From: InfoSec News (isn@private)
Date: Mon Oct 25 2004 - 02:59:59 PDT


http://www.theinquirer.net/?article=19252

By Nick Farrell
25 October 2004

US CRACKERS have managed to do what governments, business people, and
individuals have tried for years - get a British newspaper to stop
printing things that they don't like.

The Grauniad miffed voters in Ohio by suggesting which way they should
use their power as a swing state to influence the course of the
presidential election.

The newspaper's website said letter writers were free to support
either the Republican incumbent, US President George W. Bush, or
Democratic challenger Senator John Kerry. But it noted a Guardian poll
showed overwhelming support for Kerry.

The Guardian had invited its readers to contact voters in Clark
County, Ohio, a swing state, about the importance of the November 2
election.

Within the first day, more than 3,000 readers logged on to the
newspaper's Web site to obtain the name and address of an unaffiliated
voter taken from electoral rolls.

By the time the news got over to the Americans, the campaign was
interpreted as a bid by the evil left wing English press telling US
people to vote for Kerry.

Not only did they get thousands of angry phlegms and snottograms from
Americans who apparently read the august organ across the pond.

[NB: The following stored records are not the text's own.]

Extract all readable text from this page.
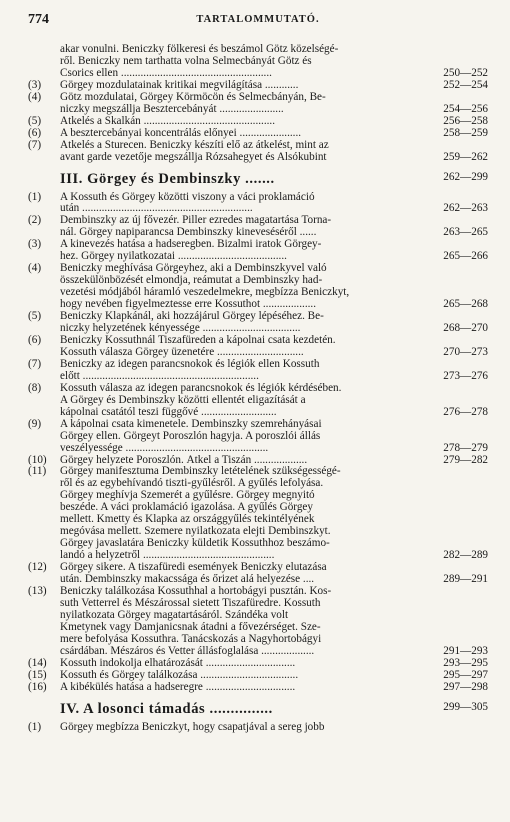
774	TARTALOMMUTATÓ.
akar vonulni. Beniczky fölkeresi és beszámol Götz közelségé-
ről. Beniczky nem tarthatta volna Selmecbányát Götz és
Csorics ellen ......................................................	250—252
(3)	Görgey mozdulatainak kritikai megvilágítása ............	252—254
(4)	Götz mozdulatai, Görgey Körmöcön és Selmecbányán, Be-
niczky megszállja Besztercebányát .......................	254—256
(5)	Átkelés a Skalkán ...............................................	256—258
(6)	A besztercebányai koncentrálás előnyei ......................	258—259
(7)	Átkelés a Sturecen. Beniczky készíti elő az átkelést, mint az
avant garde vezetője megszállja Rózsahegyet és Alsókubint	259—262
III. Görgey és Dembinszky .......	262—299
(1)	A Kossuth és Görgey közötti viszony a váci proklamáció
után .............................................................	262—263
(2)	Dembinszky az új fővezér. Piller ezredes magatartása Torna-
nál. Görgey napiparancsa Dembinszky kineveséséről ......	263—265
(3)	A kinevezés hatása a hadseregben. Bizalmi iratok Görgey-
hez. Görgey nyilatkozatai .......................................	265—266
(4)	Beniczky meghívása Görgeyhez, aki a Dembinszkyvel való
összekülönbözését elmondja, reámutat a Dembinszky had-
vezetési módjából háramló veszedelmekre, megbízza Beniczkyt,
hogy nevében figyelmeztesse erre Kossuthot ...................	265—268
(5)	Beniczky Klapkánál, aki hozzájárul Görgey lépéséhez. Be-
niczky helyzetének kényessége ...................................	268—270
(6)	Beniczky Kossuthnál Tiszafüreden a kápolnai csata kezdetén.
Kossuth válasza Görgey üzenetére ...............................	270—273
(7)	Beniczky az idegen parancsnokok és légiók ellen Kossuth
előtt ...............................................................	273—276
(8)	Kossuth válasza az idegen parancsnokok és légiók kérdésében.
A Görgey és Dembinszky közötti ellentét eligazítását a
kápolnai csatától teszi függővé ...........................	276—278
(9)	A kápolnai csata kimenetele. Dembinszky szemrehányásai
Görgey ellen. Görgeyt Poroszlón hagyja. A poroszlói állás
veszélyessége ...................................................	278—279
(10)	Görgey helyzete Poroszlón. Átkel a Tiszán ...................	279—282
(11)	Görgey manifesztuma Dembinszky letételének szükségességé-
ről és az egybehívandó tiszti-gyűlésről. A gyűlés lefolyása.
Görgey meghívja Szemerét a gyűlésre. Görgey megnyitó
beszéde. A váci proklamáció igazolása. A gyűlés Görgey
mellett. Kmetty és Klapka az országgyűlés tekintélyének
megóvása mellett. Szemere nyilatkozata elejti Dembinszkyt.
Görgey javaslatára Beniczky küldetik Kossuthhoz beszámo-
landó a helyzetről ...............................................	282—289
(12)	Görgey sikere. A tiszafüredi események Beniczky elutazása
után. Dembinszky makacssága és őrizet alá helyezése ....	289—291
(13)	Beniczky találkozása Kossuthhal a hortobágyi pusztán. Kos-
suth Vetterrel és Mészárossal sietett Tiszafüredre. Kossuth
nyilatkozata Görgey magatartásáról. Szándéka volt
Kmetynek vagy Damjanicsnak átadni a fővezérséget. Sze-
mere befolyása Kossuthra. Tanácskozás a Nagyhortobágyi
csárdában. Mészáros és Vetter állásfoglalása ...................	291—293
(14)	Kossuth indokolja elhatározását ................................	293—295
(15)	Kossuth és Görgey találkozása ...................................	295—297
(16)	A kibékülés hatása a hadseregre ................................	297—298
IV. A losonci támadás ...............	299—305
(1)	Görgey megbízza Beniczkyt, hogy csapatjával a sereg jobb
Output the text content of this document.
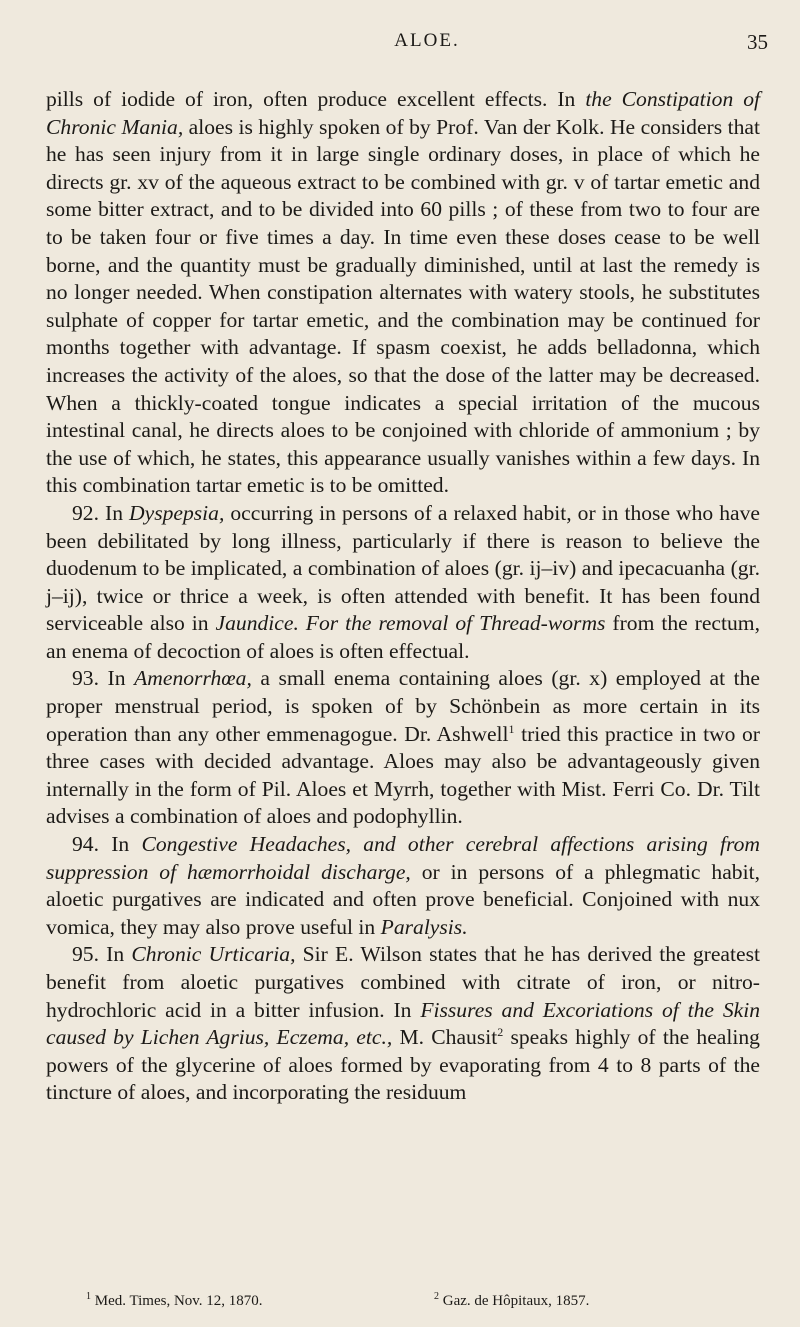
ALOE.	35

pills of iodide of iron, often produce excellent effects. In the Constipation of Chronic Mania, aloes is highly spoken of by Prof. Van der Kolk. He considers that he has seen injury from it in large single ordinary doses, in place of which he directs gr. xv of the aqueous extract to be combined with gr. v of tartar emetic and some bitter extract, and to be divided into 60 pills ; of these from two to four are to be taken four or five times a day. In time even these doses cease to be well borne, and the quantity must be gradually diminished, until at last the remedy is no longer needed. When constipation alternates with watery stools, he substitutes sulphate of copper for tartar emetic, and the combination may be continued for months together with advantage. If spasm coexist, he adds belladonna, which increases the activity of the aloes, so that the dose of the latter may be decreased. When a thickly-coated tongue indicates a special irritation of the mucous intestinal canal, he directs aloes to be conjoined with chloride of ammonium ; by the use of which, he states, this appearance usually vanishes within a few days. In this combination tartar emetic is to be omitted.

92. In Dyspepsia, occurring in persons of a relaxed habit, or in those who have been debilitated by long illness, particularly if there is reason to believe the duodenum to be implicated, a combination of aloes (gr. ij–iv) and ipecacuanha (gr. j–ij), twice or thrice a week, is often attended with benefit. It has been found serviceable also in Jaundice. For the removal of Thread-worms from the rectum, an enema of decoction of aloes is often effectual.

93. In Amenorrhœa, a small enema containing aloes (gr. x) employed at the proper menstrual period, is spoken of by Schönbein as more certain in its operation than any other emmenagogue. Dr. Ashwell$^1$ tried this practice in two or three cases with decided advantage. Aloes may also be advantageously given internally in the form of Pil. Aloes et Myrrh, together with Mist. Ferri Co. Dr. Tilt advises a combination of aloes and podophyllin.

94. In Congestive Headaches, and other cerebral affections arising from suppression of hæmorrhoidal discharge, or in persons of a phlegmatic habit, aloetic purgatives are indicated and often prove beneficial. Conjoined with nux vomica, they may also prove useful in Paralysis.

95. In Chronic Urticaria, Sir E. Wilson states that he has derived the greatest benefit from aloetic purgatives combined with citrate of iron, or nitro-hydrochloric acid in a bitter infusion. In Fissures and Excoriations of the Skin caused by Lichen Agrius, Eczema, etc., M. Chausit$^2$ speaks highly of the healing powers of the glycerine of aloes formed by evaporating from 4 to 8 parts of the tincture of aloes, and incorporating the residuum

$^1$ Med. Times, Nov. 12, 1870.	$^2$ Gaz. de Hôpitaux, 1857.
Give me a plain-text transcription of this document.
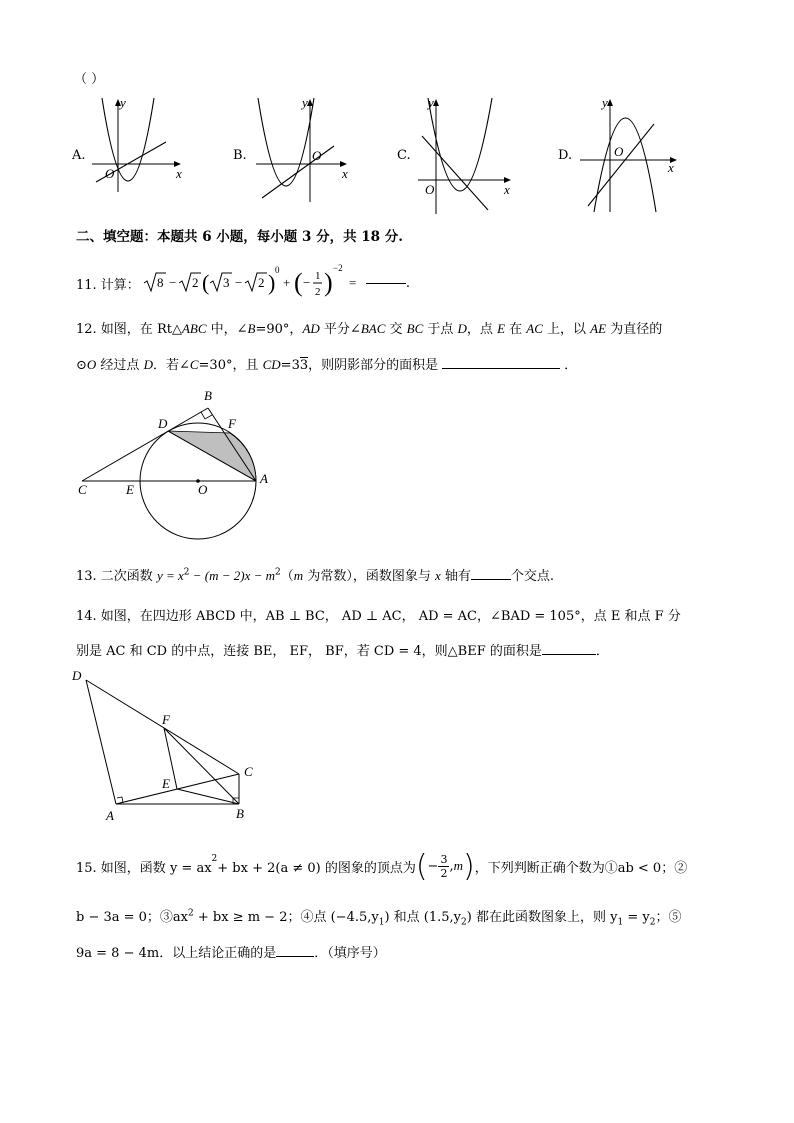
（ ）
A.	B.	C.	D.
y
x
O
y
x
O
y
x
O
y
x
O
二、填空题：本题共 6 小题，每小题 3 分，共 18 分.
11. 计算： 8 − 2 ( 3 − 2 ) 0
+ ( − 1
2 ) −2
=	.
12. 如图，在 Rt△ABC 中，∠B=90°，AD 平分∠BAC 交 BC 于点 D，点 E 在 AC 上，以 AE 为直径的
⊙O 经过点 D．若∠C=30°，且 CD=33，则阴影部分的面积是	．
B
D	F
A
C	E	O
13. 二次函数 $y = x^2 - (m - 2)x - m^2(m$ 为常数），函数图象与 x 轴有	个交点.
14. 如图，在四边形 ABCD 中，AB ⊥ BC， AD ⊥ AC， AD = AC，∠BAD = 105°，点 E 和点 F 分
别是 AC 和 CD 的中点，连接 BE， EF， BF，若 CD = 4，则△BEF 的面积是	．
D
F
C
E
A	B
15. 如图，函数 y = ax
$^2$
+ bx + 2(a ≠ 0) 的图象的顶点为 ( − $\frac{3}{2}$ , m ) ，下列判断正确个数为①ab < 0；②
b − 3a = 0；$③ax^2$ + bx ≥ m − 2；④点 $(-4.5,y_1)$ 和点 $(1.5,y_2)$ 都在此函数图象上，则 $y_1 = y_2$；⑤
9a = 8 − 4m．以上结论正确的是	．（填序号）
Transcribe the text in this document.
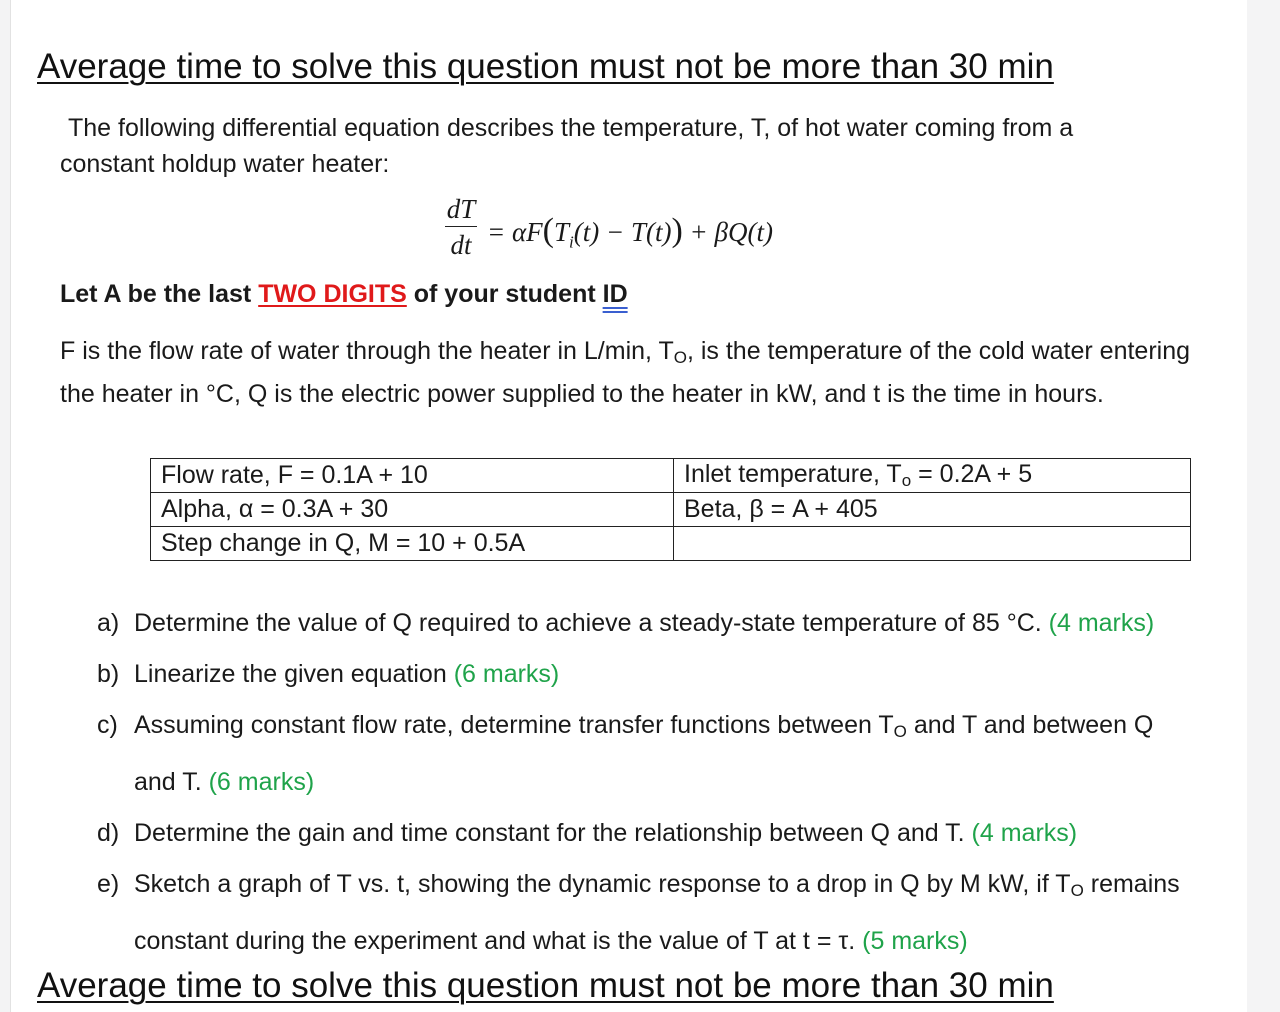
Average time to solve this question must not be more than 30 min
The following differential equation describes the temperature, T, of hot water coming from a
constant holdup water heater:
dT
dt = $\alpha F(T_i(t) - T(t)) + \beta Q(t)$
Let A be the last TWO DIGITS of your student ID
F is the flow rate of water through the heater in L/min, $T_O$, is the temperature of the cold water entering the heater in °C, Q is the electric power supplied to the heater in kW, and t is the time in hours.
Flow rate, F = 0.1A + 10	Inlet temperature, $T_o = 0.2A + 5$
Alpha, α = 0.3A + 30	Beta, β = A + 405
Step change in Q, M = 10 + 0.5A	
a) Determine the value of Q required to achieve a steady-state temperature of 85 °C. (4 marks)
b) Linearize the given equation (6 marks)
c) Assuming constant flow rate, determine transfer functions between $T_O$ and T and between Q
and T. (6 marks)
d) Determine the gain and time constant for the relationship between Q and T. (4 marks)
e) Sketch a graph of T vs. t, showing the dynamic response to a drop in Q by M kW, if $T_O$ remains
constant during the experiment and what is the value of T at t = τ. (5 marks)
Average time to solve this question must not be more than 30 min
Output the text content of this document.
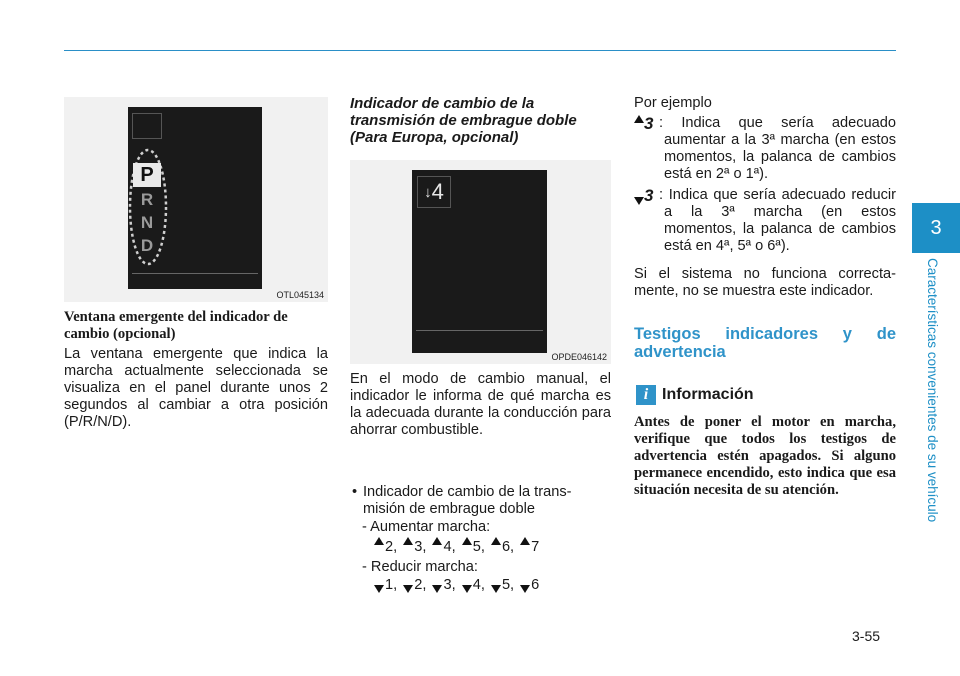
3
Características convenientes de su vehículo
P
R
N
D
OTL045134
Ventana emergente del indicador de cambio (opcional)
La ventana emergente que indica la marcha actualmente seleccionada se visualiza en el panel durante unos 2 segundos al cambiar a otra posición (P/R/N/D).
Indicador de cambio de la transmisión de embrague doble (Para Europa, opcional)
↓ 4
OPDE046142
En el modo de cambio manual, el indicador le informa de qué marcha es la adecuada durante la conducción para ahorrar combustible.
• Indicador de cambio de la trans-misión de embrague doble
- Aumentar marcha:
2, 3, 4, 5, 6, 7
- Reducir marcha:
1, 2, 3, 4, 5, 6
Por ejemplo
3 : Indica que sería adecuado aumentar a la 3ª marcha (en estos momentos, la palanca de cambios está en 2ª o 1ª).
3 : Indica que sería adecuado reducir a la 3ª marcha (en estos momentos, la palanca de cambios está en 4ª, 5ª o 6ª).
Si el sistema no funciona correcta-mente, no se muestra este indicador.
Testigos indicadores y de advertencia
i Información
Antes de poner el motor en marcha, verifique que todos los testigos de advertencia estén apagados. Si alguno permanece encendido, esto indica que esa situación necesita de su atención.
3-55
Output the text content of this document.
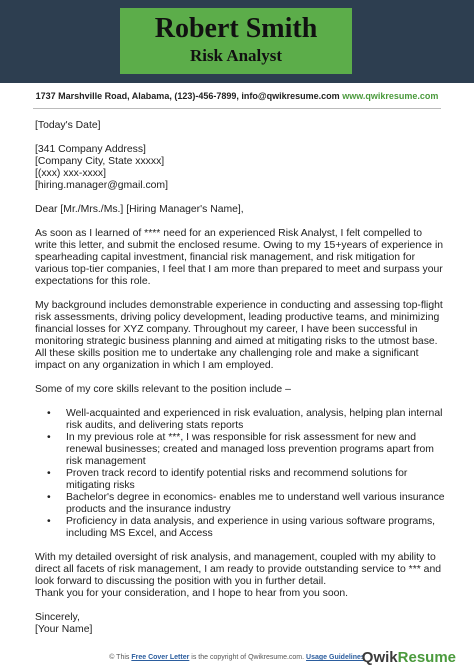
Robert Smith
Risk Analyst
1737 Marshville Road, Alabama, (123)-456-7899, info@qwikresume.com www.qwikresume.com

[Today's Date]

[341 Company Address]
[Company City, State xxxxx]
[(xxx) xxx-xxxx]
[hiring.manager@gmail.com]

Dear [Mr./Mrs./Ms.] [Hiring Manager's Name],

As soon as I learned of **** need for an experienced Risk Analyst, I felt compelled to write this letter, and submit the enclosed resume. Owing to my 15+years of experience in spearheading capital investment, financial risk management, and risk mitigation for various top-tier companies, I feel that I am more than prepared to meet and surpass your expectations for this role.

My background includes demonstrable experience in conducting and assessing top-flight risk assessments, driving policy development, leading productive teams, and minimizing financial losses for XYZ company. Throughout my career, I have been successful in monitoring strategic business planning and aimed at mitigating risks to the utmost base. All these skills position me to undertake any challenging role and make a significant impact on any organization in which I am employed.

Some of my core skills relevant to the position include –

• Well-acquainted and experienced in risk evaluation, analysis, helping plan internal risk audits, and delivering stats reports
• In my previous role at ***, I was responsible for risk assessment for new and renewal businesses; created and managed loss prevention programs apart from risk management
• Proven track record to identify potential risks and recommend solutions for mitigating risks
• Bachelor's degree in economics- enables me to understand well various insurance products and the insurance industry
• Proficiency in data analysis, and experience in using various software programs, including MS Excel, and Access

With my detailed oversight of risk analysis, and management, coupled with my ability to direct all facets of risk management, I am ready to provide outstanding service to *** and look forward to discussing the position with you in further detail.

Thank you for your consideration, and I hope to hear from you soon.

Sincerely,
[Your Name]
© This Free Cover Letter is the copyright of Qwikresume.com. Usage Guidelines
QwikResume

They also received the attentions of crackers who believed it was
their patriotic duty to silence a free press, who they thought was
talking ill of their candidate.

The site was hacked and shut down. However, with true British stiff
upper lip and in the traditions of sticking to your point of view no
matter what the cost, the Guardian has decided against ploughing ahead
regardless.

The editors have decided that enough is enough and they are calling it
quits. So just remember if a paper says something you don't like,
don't bother with defamation courts. A simple denial of service attack
is all that is required to stop a media campaign.